Miranda Sharp, Jakob Mier, and Traci Reyes took on the project under the direction of Kevin Singh, Professor of Architecture for Louisiana Tech’s School of Design. These students came together through their shared memories of visiting Poverty Point on elementary school field trips.
Their proposal included three different phases of improvement for the prehistoric earthwork. Each step provided cost-effective solutions to making Poverty Point more accessible and visitor-friendly.
“The Louisiana Tech Architecture Department did an incredible job,” Nungesser said. “They proposed three phases. The first phase has minimal improvements like signage and covered pavilions, the second phase is a little more enhanced with an upgrade to the facilities, and the third phase would include a new conference center with virtual interaction boards.”
Sharp said the proposal started out as a project through one of the Architecture classes the students were taking in fall 2019. Then, two years later, they were approached about the opportunity to present it to Nungesser.
“We had no idea that our project would gain the attention it has,” Sharp said. “Usually, these are just hypothetical projects that never see the light of day outside of the classroom. Ours was presented to elites within the state and I think that says a lot about our program here at Tech.”
Reyes said the opportunity to present their proposal for the heritage site was a great way to begin their foundation of success. The presentation allowed the students to share their ideas with important people who could make their proposal a reality.
“I didn’t think that our ideas were good enough to be shown to the lieutenant governor,” Reyes said. “Everyone who came to the presentation had nothing but good things to say about our proposal and were interested in bringing them to fruition. It was such a validating experience.”
Singh said it is important for students to be exposed to a project of this size. The students spend most of their academic careers working with hypothetical projects but working with clients is the best way for a student to grow while they are still pursuing their degrees.
“The exposure of working with real clients on real projects is a game-changer for these students,” Singh said. “It’s a resume builder and a way to boost their confidence.”
Nungesser said the students shared several different ideas that were cost-effective and creative. Some of those ideas included a new watch tower and improved signage to be able to easily navigate the site.

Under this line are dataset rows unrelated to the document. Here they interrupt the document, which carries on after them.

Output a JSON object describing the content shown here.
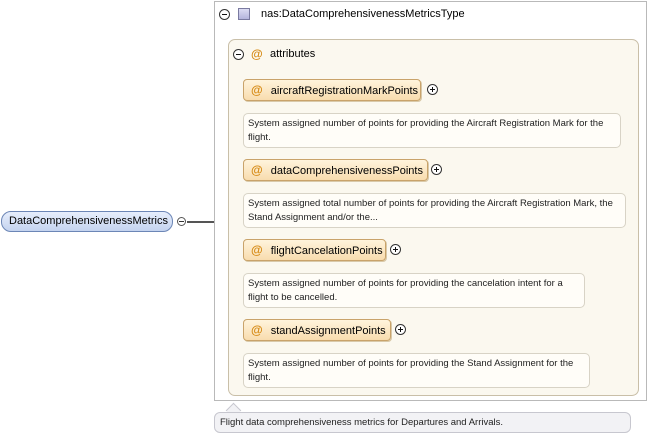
{
  "root": {
    "name": "DataComprehensivenessMetrics",
    "documentation": "Flight data comprehensiveness metrics for Departures and Arrivals."
  },
  "type": {
    "name": "nas:DataComprehensivenessMetricsType"
  },
  "attributes_group": {
    "icon": "@",
    "label": "attributes",
    "items": [
      {
        "name": "aircraftRegistrationMarkPoints",
        "description": "System assigned number of points for providing the Aircraft Registration Mark for the flight."
      },
      {
        "name": "dataComprehensivenessPoints",
        "description": "System assigned total number of points for providing the Aircraft Registration Mark, the Stand Assignment and/or the..."
      },
      {
        "name": "flightCancelationPoints",
        "description": "System assigned number of points for providing the cancelation intent for a flight to be cancelled."
      },
      {
        "name": "standAssignmentPoints",
        "description": "System assigned number of points for providing the Stand Assignment for the flight."
      }
    ]
  }
}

“These students knocked it out of the park,” Nungesser said. “They did incredible research and were incredibly creative. Young people can think outside of the box and they know how to bring the WOW factor to the table.”
The project began as a page full of ideas and was added t0 after visiting the historic site. Over the quarter, these three students worked together to cultivate ideas that would engage tourists in and out of Louisiana.

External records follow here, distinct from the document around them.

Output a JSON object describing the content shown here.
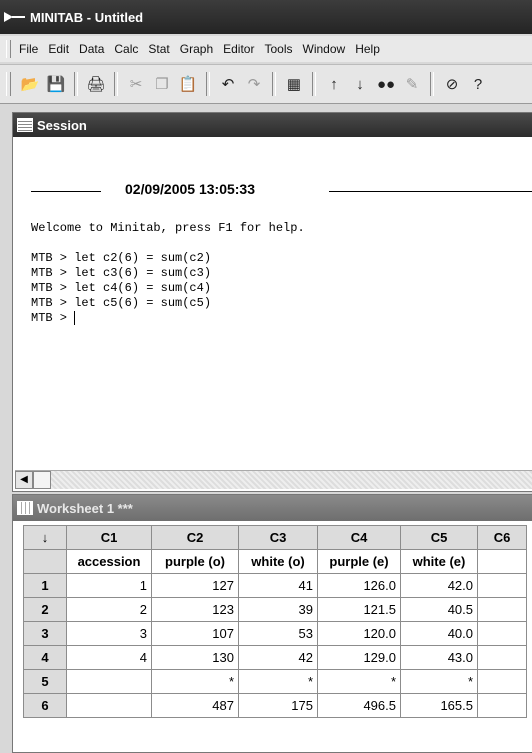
{
  "window": {
    "title": "MINITAB - Untitled"
  },
  "menu": [
    "File",
    "Edit",
    "Data",
    "Calc",
    "Stat",
    "Graph",
    "Editor",
    "Tools",
    "Window",
    "Help"
  ],
  "session": {
    "title": "Session",
    "timestamp": "02/09/2005 13:05:33",
    "welcome": "Welcome to Minitab, press F1 for help.",
    "commands": [
      "MTB > let c2(6) = sum(c2)",
      "MTB > let c3(6) = sum(c3)",
      "MTB > let c4(6) = sum(c4)",
      "MTB > let c5(6) = sum(c5)"
    ],
    "prompt": "MTB > "
  },
  "worksheet": {
    "title": "Worksheet 1 ***",
    "corner": "↓",
    "columns": [
      "C1",
      "C2",
      "C3",
      "C4",
      "C5",
      "C6"
    ],
    "names": [
      "accession",
      "purple (o)",
      "white (o)",
      "purple (e)",
      "white (e)",
      ""
    ],
    "rows": [
      {
        "id": "1",
        "cells": [
          "1",
          "127",
          "41",
          "126.0",
          "42.0",
          ""
        ]
      },
      {
        "id": "2",
        "cells": [
          "2",
          "123",
          "39",
          "121.5",
          "40.5",
          ""
        ]
      },
      {
        "id": "3",
        "cells": [
          "3",
          "107",
          "53",
          "120.0",
          "40.0",
          ""
        ]
      },
      {
        "id": "4",
        "cells": [
          "4",
          "130",
          "42",
          "129.0",
          "43.0",
          ""
        ]
      },
      {
        "id": "5",
        "cells": [
          "",
          "*",
          "*",
          "*",
          "*",
          ""
        ]
      },
      {
        "id": "6",
        "cells": [
          "",
          "487",
          "175",
          "496.5",
          "165.5",
          ""
        ]
      }
    ]
  },
  "toolbar": [
    "open-icon",
    "save-icon",
    "print-icon",
    "cut-icon",
    "copy-icon",
    "paste-icon",
    "undo-icon",
    "redo-icon",
    "session-window-icon",
    "up-arrow-icon",
    "down-arrow-icon",
    "find-icon",
    "replace-icon",
    "cancel-icon",
    "help-icon"
  ]
}
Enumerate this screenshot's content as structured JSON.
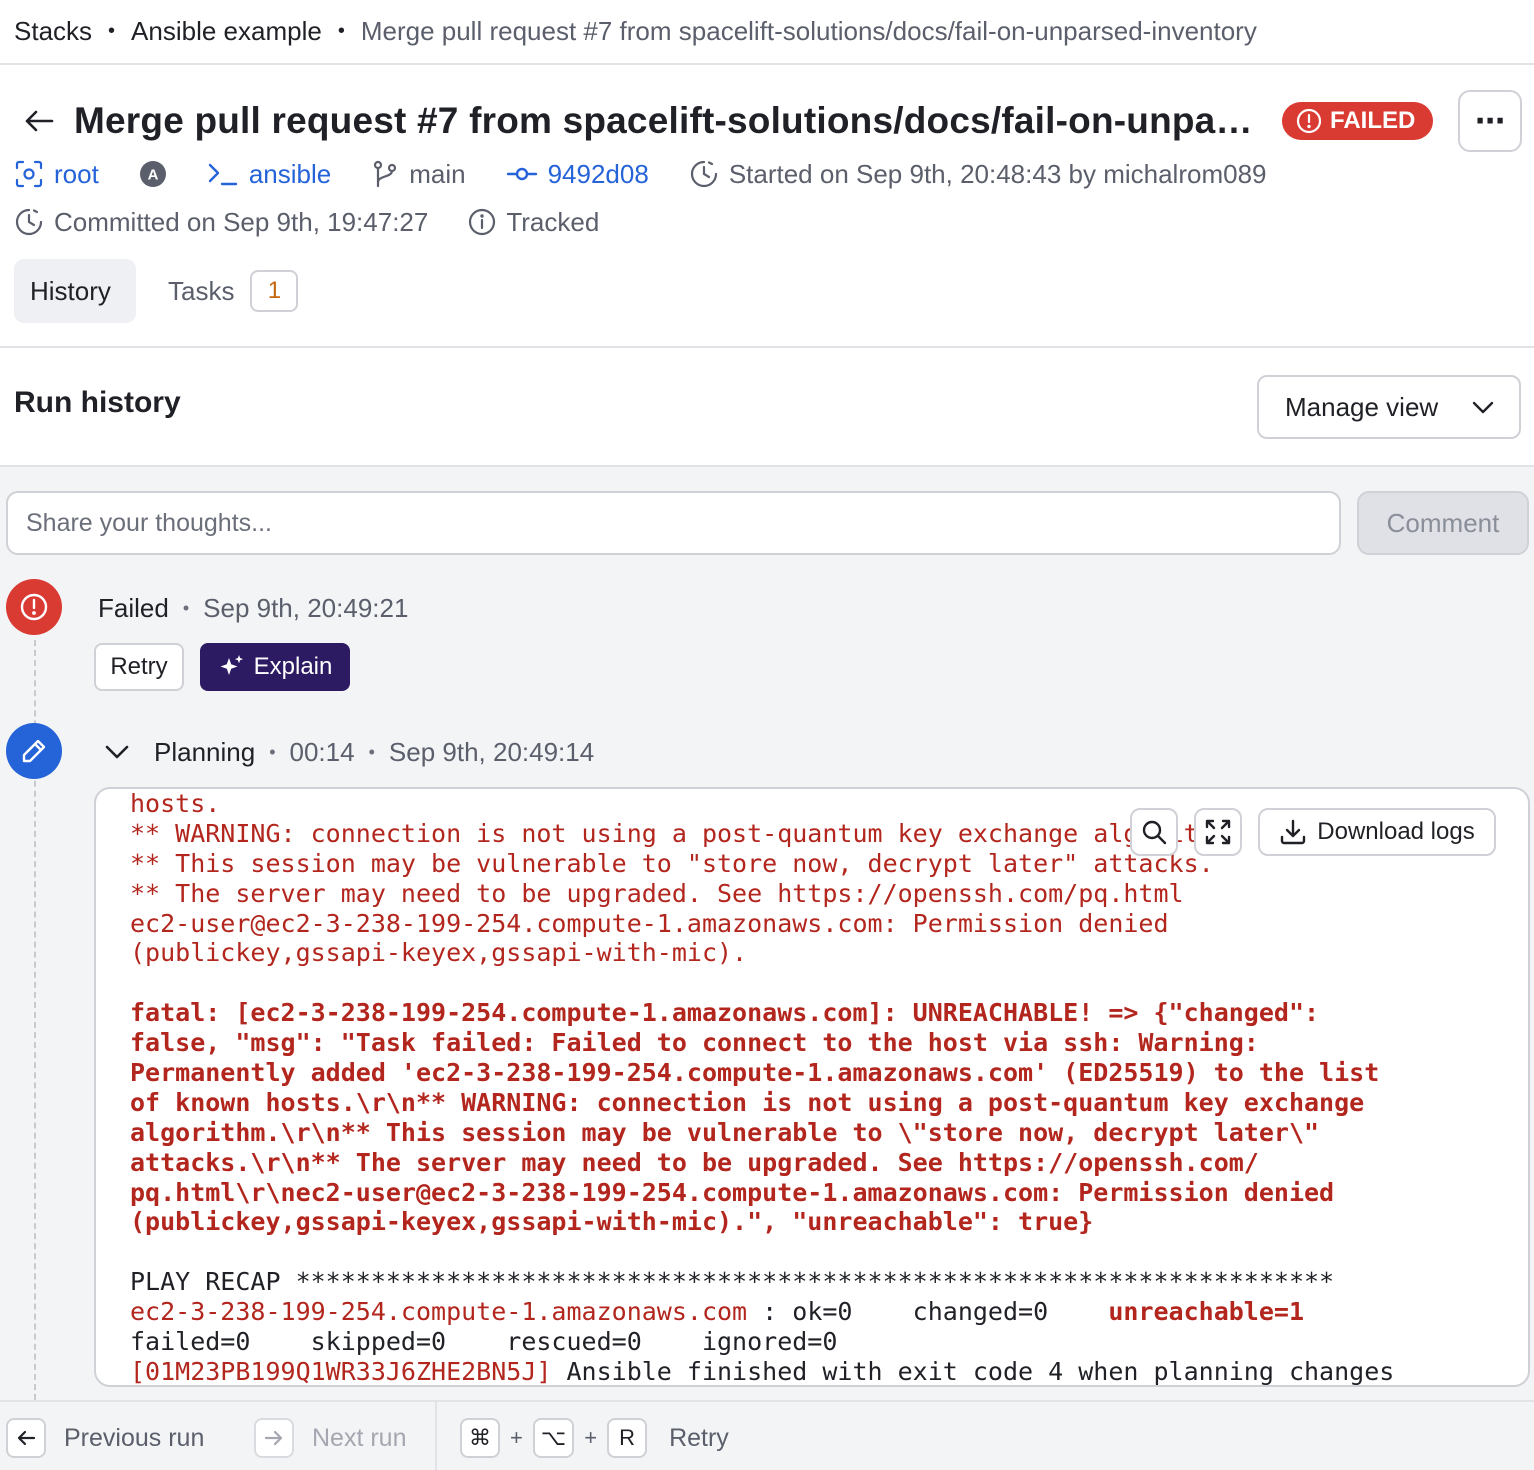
{
  "breadcrumb": {
    "items": [
      "Stacks",
      "Ansible example",
      "Merge pull request #7 from spacelift-solutions/docs/fail-on-unparsed-inventory"
    ]
  },
  "header": {
    "title": "Merge pull request #7 from spacelift-solutions/docs/fail-on-unparsed-inventory",
    "status": "FAILED",
    "more_label": "⋯",
    "meta": {
      "space": "root",
      "avatar_letter": "A",
      "stack": "ansible",
      "branch": "main",
      "commit": "9492d08",
      "started": "Started on Sep 9th, 20:48:43 by michalrom089",
      "committed": "Committed on Sep 9th, 19:47:27",
      "tracked": "Tracked"
    }
  },
  "tabs": {
    "history": "History",
    "tasks": "Tasks",
    "tasks_count": "1"
  },
  "run_history": {
    "title": "Run history",
    "manage_view": "Manage view"
  },
  "comment": {
    "placeholder": "Share your thoughts...",
    "button": "Comment"
  },
  "events": {
    "failed": {
      "name": "Failed",
      "time": "Sep 9th, 20:49:21",
      "retry": "Retry",
      "explain": "Explain"
    },
    "planning": {
      "name": "Planning",
      "duration": "00:14",
      "time": "Sep 9th, 20:49:14"
    }
  },
  "log": {
    "download_label": "Download logs",
    "lines": [
      {
        "style": "r",
        "text": "hosts."
      },
      {
        "style": "r",
        "text": "** WARNING: connection is not using a post-quantum key exchange algorithm."
      },
      {
        "style": "r",
        "text": "** This session may be vulnerable to \"store now, decrypt later\" attacks."
      },
      {
        "style": "r",
        "text": "** The server may need to be upgraded. See https://openssh.com/pq.html"
      },
      {
        "style": "r",
        "text": "ec2-user@ec2-3-238-199-254.compute-1.amazonaws.com: Permission denied"
      },
      {
        "style": "r",
        "text": "(publickey,gssapi-keyex,gssapi-with-mic)."
      },
      {
        "style": "r",
        "text": ""
      },
      {
        "style": "rb",
        "text": "fatal: [ec2-3-238-199-254.compute-1.amazonaws.com]: UNREACHABLE! => {\"changed\":"
      },
      {
        "style": "rb",
        "text": "false, \"msg\": \"Task failed: Failed to connect to the host via ssh: Warning:"
      },
      {
        "style": "rb",
        "text": "Permanently added 'ec2-3-238-199-254.compute-1.amazonaws.com' (ED25519) to the list"
      },
      {
        "style": "rb",
        "text": "of known hosts.\\r\\n** WARNING: connection is not using a post-quantum key exchange"
      },
      {
        "style": "rb",
        "text": "algorithm.\\r\\n** This session may be vulnerable to \\\"store now, decrypt later\\\""
      },
      {
        "style": "rb",
        "text": "attacks.\\r\\n** The server may need to be upgraded. See https://openssh.com/"
      },
      {
        "style": "rb",
        "text": "pq.html\\r\\nec2-user@ec2-3-238-199-254.compute-1.amazonaws.com: Permission denied"
      },
      {
        "style": "rb",
        "text": "(publickey,gssapi-keyex,gssapi-with-mic).\", \"unreachable\": true}"
      },
      {
        "style": "r",
        "text": ""
      },
      {
        "style": "k",
        "text": "PLAY RECAP *********************************************************************"
      },
      {
        "style": "recap",
        "host": "ec2-3-238-199-254.compute-1.amazonaws.com",
        "mid": " : ok=0    changed=0    ",
        "unreachable": "unreachable=1"
      },
      {
        "style": "k",
        "text": "failed=0    skipped=0    rescued=0    ignored=0"
      },
      {
        "style": "final",
        "id": "[01M23PB199Q1WR33J6ZHE2BN5J]",
        "msg": " Ansible finished with exit code 4 when planning changes"
      }
    ]
  },
  "bottom_bar": {
    "previous": "Previous run",
    "next": "Next run",
    "key_cmd": "⌘",
    "key_opt": "⌥",
    "key_r": "R",
    "plus": "+",
    "retry": "Retry"
  }
}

“It started out as a lot of crazy hypotheticals,” Miers said. “We went from, ‘What about a hot air balloon?’ to ‘What if we made this site more friendly to the students who frequent it during field trips?’ We knew what it could mean for the community if engagement became the main goal.”
Reyes said the opportunity to present their ideas to others who could make the project a reality for Poverty Point was a once-in-a-lifetime opportunity that the students knew they could not miss. Each student expressed their gratitude to Singh and the lieutenant governor for listening to their ideas and pushing them towards success.
“As a design student, you never know what will happen to a project, especially after two years of it being placed on a shelf,” Reyes said. “I can’t thank Mr. Singh enough for trusting us with such an amazing opportunity. It’s an example of how our faculty and administration here at Louisiana Tech truly care about giving students the experience they need to succeed in their careers.”
Nungesser said he and the Louisiana Department of Recreation and Tourism are excited to begin working on bringing the ideas presented to life in order to increase tourism within the state and possibly out.
“We are excited to work with them, not only to improve the site but to also increase the tourism within the state,” Nungesser said.
Singh said that over his last 15 years of being a professor, he has never had the opportunity to present to someone like Louisiana’s lieutenant governor. This unique opportunity generates exposure and a sense of legitimacy within the program.
“This type of partnerships, this type of exposure, can mean a lot to our school’s architecture department,” Singh said.